BDDK verilerine göre geçen yılın ilk 11 ayında imalat sanayiine kullandırılan ticari kredi hacmi 72 milyar lira artarak 553.2 milyar liraya ulaştı. Gıda ve içecek, tekstil, giyim eşyası, ana metal sanayii, makine ve teçhizat, motorlu kara taşıt gibi 15 farklı alt sektörün hukuka intikal etmiş kredi borçları ise söz konusu dönemde yüzde 46 artarak 28.1 milyar liraya ulaştı.

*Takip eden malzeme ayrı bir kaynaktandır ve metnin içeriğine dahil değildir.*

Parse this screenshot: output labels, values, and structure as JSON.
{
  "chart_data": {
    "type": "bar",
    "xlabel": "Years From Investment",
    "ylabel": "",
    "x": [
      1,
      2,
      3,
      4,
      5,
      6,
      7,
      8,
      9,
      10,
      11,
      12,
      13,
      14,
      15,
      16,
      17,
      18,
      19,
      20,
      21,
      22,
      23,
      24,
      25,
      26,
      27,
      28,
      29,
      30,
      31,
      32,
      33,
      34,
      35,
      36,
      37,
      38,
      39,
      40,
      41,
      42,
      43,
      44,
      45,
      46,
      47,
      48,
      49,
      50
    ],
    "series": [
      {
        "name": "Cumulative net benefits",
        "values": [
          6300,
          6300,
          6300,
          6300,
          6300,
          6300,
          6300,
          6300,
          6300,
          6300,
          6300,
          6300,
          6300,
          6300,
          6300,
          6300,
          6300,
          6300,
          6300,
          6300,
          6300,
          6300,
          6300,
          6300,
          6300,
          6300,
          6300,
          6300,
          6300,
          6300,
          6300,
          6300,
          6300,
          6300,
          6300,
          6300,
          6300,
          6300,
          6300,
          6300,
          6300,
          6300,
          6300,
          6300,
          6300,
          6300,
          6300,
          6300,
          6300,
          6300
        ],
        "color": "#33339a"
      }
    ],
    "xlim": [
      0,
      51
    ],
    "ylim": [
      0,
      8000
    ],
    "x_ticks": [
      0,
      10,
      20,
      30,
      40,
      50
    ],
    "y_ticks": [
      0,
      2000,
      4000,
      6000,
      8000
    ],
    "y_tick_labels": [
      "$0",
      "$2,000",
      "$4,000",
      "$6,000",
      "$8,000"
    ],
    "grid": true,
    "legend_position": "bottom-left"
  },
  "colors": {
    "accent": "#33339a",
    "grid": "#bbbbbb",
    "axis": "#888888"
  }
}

2018 yazında yaşanan kur şokuyla büyük bir krize giren enerjide de geri ödenemeyen kredi borçları şalterleri zorlamaya başladı. Enerji sektöründeki toplam kredi stoğu bankaların en önemli stres kaynaklarından biri haline gelirken, takipteki krediler dışında milyarlarca dolarlık kredi için de yeniden yapılandırmaya gidildi.
2 YILDA KATLANARAK ARTTI
2017 sonunda 637 milyon TL olan enerji sektöründeki (elektrik, gaz, su kaynakları üretim ve dağıtım sanayii) takipteki kredi miktarı, 2018 sonunda 6 milyar 322 milyon TL’ye yükseldi. Enerji sektöründe batık kredi hacmi 2019’da da hız kesmedi ve kasım itibarıyla 12 milyar 967 milyon TL’ye ulaştı. 11 aylık artış oranı yüzde 105 olurken, 2 yıllık artış oranı yüzde 1935 oldu. Ancak enerji sektörünün kredilerinin büyük kısmının döviz cinsinden olduğu biliniyor. Dolar cinsinden bakıldığında sektörün Türk bankalarındaki batık kredi hacmi 2017 sonunda 168.3 milyon dolar, 2018 sonunda 1 milyar 205 milyon dolar seviyesindeyken, kasım itibarıyla ise 2 milyar 266 milyon dolara çıktı.
Konkordatoların ardı arkası kesilmedi
Tüketicinin gıdadan hızlı tüketim ürünlerine, beyaz eşyadan hazır giyime kadar her alanda harcamalarını kısması, kâr sıkıntısı yaşayan ve konkordato sarmalına giren perakende sektöründe batıkların artmasına yol açtı. Son 1.5 yılda 18 perakende markası konkordato ilan ederken, irili ufaklı birçok dükkan da kapandı. Toptan ve perakende ticaret sektörlerine kullandırılan 25 milyar liralık kredi hukuki takipte. Girdi maliyetlerinin artmasıyla zor günler geçiren çiftçiler de borçlarını çevirmekte zorlanıyor. Tarım kredilerinde batık tutarı 11 ayda yüzde 36 artarak 3.7 milyar TL’ye ulaştı. Ekonomideki fırtınanın en çok zarar verdiği inşaat sektöründe de hukuki işlem başlatılarak takibe alınan kredi hacmi 12.4 milyar liradan 20.4 milyar liraya çıktı. İyi bir yıl geçiren turizm sektöründe ise takipteki kredi miktarı 3.8 milyar TL’den 6.2 milyar TL’ye yükseldi.